My own first tree is one that makes me cringe in remembrance. I had a studio apartment in Wilkes-Barre after college and I had to buy an artificial tree because I lived in a high rise and there were safety regulations. (Ironically, it was not fire but flood waters from Tropical Storm Agnes that later caused me to flee the building!). Anyway, in keeping with the period (the Seventies), I used blue twinkle lights and blue, green and white satin ornaments. In retrospect, it was not my finest Yule project.
Later, when I got married, we always had a real tree, complete with debate about how tall it should be. (Somehow trees look smaller in a field than they do in the house.)

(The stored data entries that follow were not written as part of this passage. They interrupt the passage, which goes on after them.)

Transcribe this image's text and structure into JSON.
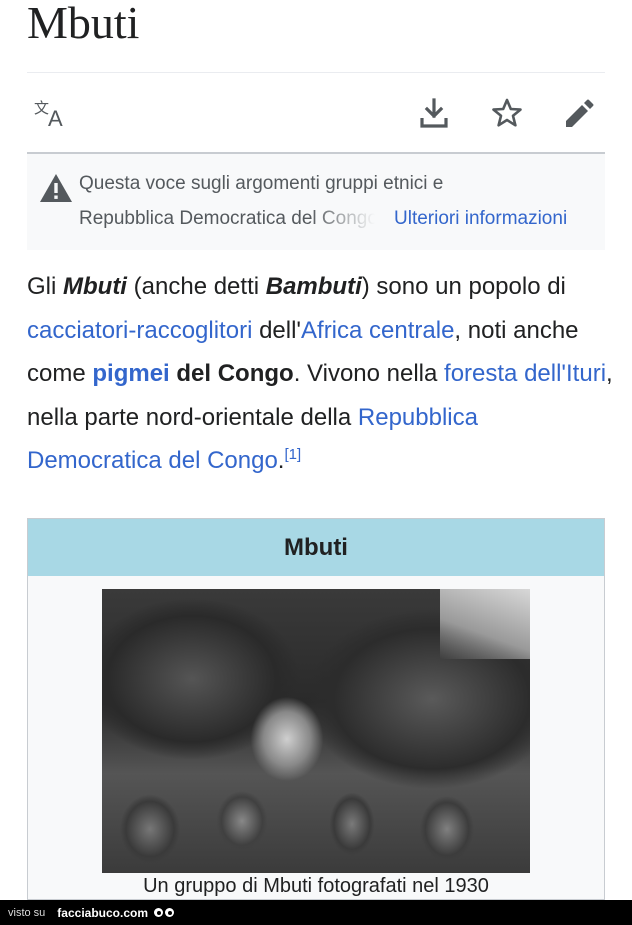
{
  "article": {
    "title": "Mbuti"
  },
  "toolbar": {
    "language_icon": "translate-icon",
    "download_icon": "download-icon",
    "star_icon": "star-icon",
    "edit_icon": "pencil-icon"
  },
  "notice": {
    "icon": "warning-icon",
    "line1": "Questa voce sugli argomenti gruppi etnici e",
    "line2": "Repubblica Democratica del Congo",
    "link": "Ulteriori informazioni"
  },
  "intro": {
    "p1": "Gli ",
    "mbuti": "Mbuti",
    "p2": " (anche detti ",
    "bambuti": "Bambuti",
    "p3": ") sono un popolo di ",
    "link_cacciatori": "cacciatori-raccoglitori",
    "p4": " dell'",
    "link_africa": "Africa centrale",
    "p5": ", noti anche come ",
    "link_pigmei": "pigmei",
    "p6": " ",
    "del_congo": "del Congo",
    "p7": ". Vivono nella ",
    "link_foresta": "foresta dell'Ituri",
    "p8": ", nella parte nord-orientale della ",
    "link_repubblica": "Repubblica Democratica del Congo",
    "p9": ".",
    "ref": "[1]"
  },
  "infobox": {
    "heading": "Mbuti",
    "caption": "Un gruppo di Mbuti fotografati nel 1930"
  },
  "watermark": {
    "label": "visto su",
    "site": "facciabuco.com"
  },
  "colors": {
    "link": "#3366cc",
    "infobox_header": "#a8d8e5",
    "notice_bg": "#f8f9fa"
  }
}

I began my collection of ornaments from our travels—a dried floral creation from Hawaii, little straw donkey from Mexico, a royal coach from London, and an Eiffel Tower from Paris. I also used one of my daughter’s tiny white Mary Jane shoes as an ornament, along with her baby rattle. Adding vintage glass Italian ornaments which belonged to Jorge’s aunt, along with some silver balls with hand-painted pink roses that came from my grandmother, I came up with a Victorian themed tree accented with silk pink, white and burgundy roses, and dried baby breath. I really thought it was breath-taking, and I rather miss it. I really do like using silk flowers, baby breath, and ribbon on my trees..

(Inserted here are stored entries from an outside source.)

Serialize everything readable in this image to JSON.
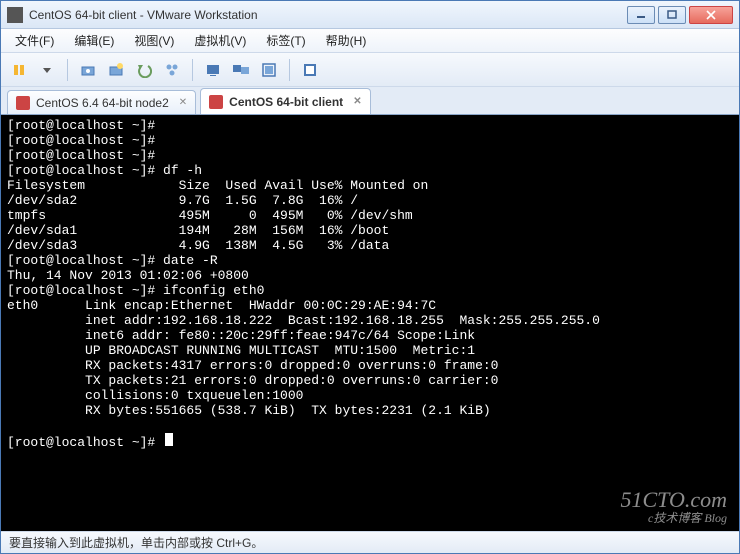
{
  "window": {
    "title": "CentOS 64-bit client - VMware Workstation"
  },
  "menu": {
    "file": "文件(F)",
    "edit": "编辑(E)",
    "view": "视图(V)",
    "vm": "虚拟机(V)",
    "tabs": "标签(T)",
    "help": "帮助(H)"
  },
  "tabs": {
    "t1": "CentOS 6.4 64-bit node2",
    "t2": "CentOS 64-bit client"
  },
  "terminal": {
    "lines": [
      "[root@localhost ~]#",
      "[root@localhost ~]#",
      "[root@localhost ~]#",
      "[root@localhost ~]# df -h",
      "Filesystem            Size  Used Avail Use% Mounted on",
      "/dev/sda2             9.7G  1.5G  7.8G  16% /",
      "tmpfs                 495M     0  495M   0% /dev/shm",
      "/dev/sda1             194M   28M  156M  16% /boot",
      "/dev/sda3             4.9G  138M  4.5G   3% /data",
      "[root@localhost ~]# date -R",
      "Thu, 14 Nov 2013 01:02:06 +0800",
      "[root@localhost ~]# ifconfig eth0",
      "eth0      Link encap:Ethernet  HWaddr 00:0C:29:AE:94:7C",
      "          inet addr:192.168.18.222  Bcast:192.168.18.255  Mask:255.255.255.0",
      "          inet6 addr: fe80::20c:29ff:feae:947c/64 Scope:Link",
      "          UP BROADCAST RUNNING MULTICAST  MTU:1500  Metric:1",
      "          RX packets:4317 errors:0 dropped:0 overruns:0 frame:0",
      "          TX packets:21 errors:0 dropped:0 overruns:0 carrier:0",
      "          collisions:0 txqueuelen:1000",
      "          RX bytes:551665 (538.7 KiB)  TX bytes:2231 (2.1 KiB)",
      "",
      "[root@localhost ~]# "
    ]
  },
  "status": {
    "text": "要直接输入到此虚拟机，单击内部或按 Ctrl+G。"
  },
  "watermark": {
    "main": "51CTO.com",
    "sub": "c技术博客  Blog"
  }
}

While that formal creation stood in our living room, I used an artificial tree in our TV Room with a children’s theme—rocking horses, metal bicycles, stuffed animals, nutcrackers, tiny dolls, candy canes and more. In the kitchen, I put up a 3-foot tree using cinnamon sticks, cookie cutters, gingerbread ornaments and fruit.
I put 2-foot trees in our bedrooms (Rebecca’s was blue and white in tribute to our Nittany Lions), and another small tree on our sun porch with an animal theme –cats, puppies, giraffe, hippo, lions, elephant, and moose. The tree in my bedroom was in burgundy and gold, to match the decor of the room.

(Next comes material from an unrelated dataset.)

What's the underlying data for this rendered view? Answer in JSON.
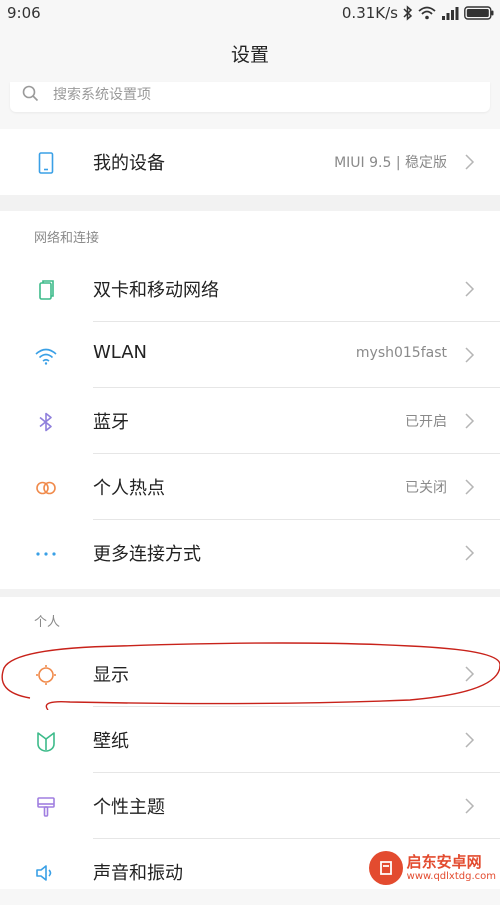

I pretty much love any kind of Christmas tree—formal and fancy, primitive or plain. I enjoy the decorating and the collecting. Most of all, I enjoy the reminiscing about the provenance of the decorations and the wonderful times we have spent together in the light of those trees.
I’ve seen some favorite trees over the years that were not my own. One friend used all shiny silver ornaments tied with tartan bows and then added cinnamon sticks. Another used Charlie Brown and Snoopy ornaments to reflect their favorites.
I really think trees should reflect the taste and passions and history of the owner. It can be an old-fashioned tree with cranberry and popcorn and Grandma’s ornaments, or a Penn State or Notre Dame tree, or a very fashionable tree in mauve and purple or turquoise and red. It’s a great thing if it reflects who you are as an individual or a family.
And, of course, if you just want to throw up a little table top version with a couple of ornaments that’s fine, too. Whatever you do, I wish you and yours a very Merry Christmas. And for my Jewish friends, a very Happy Hanukkah as well! (I won’t even get into the many designs possible for your menorah!)
And, since we won’t publish again until after New Year’s, have a safe and joyous celebration to see in 2017!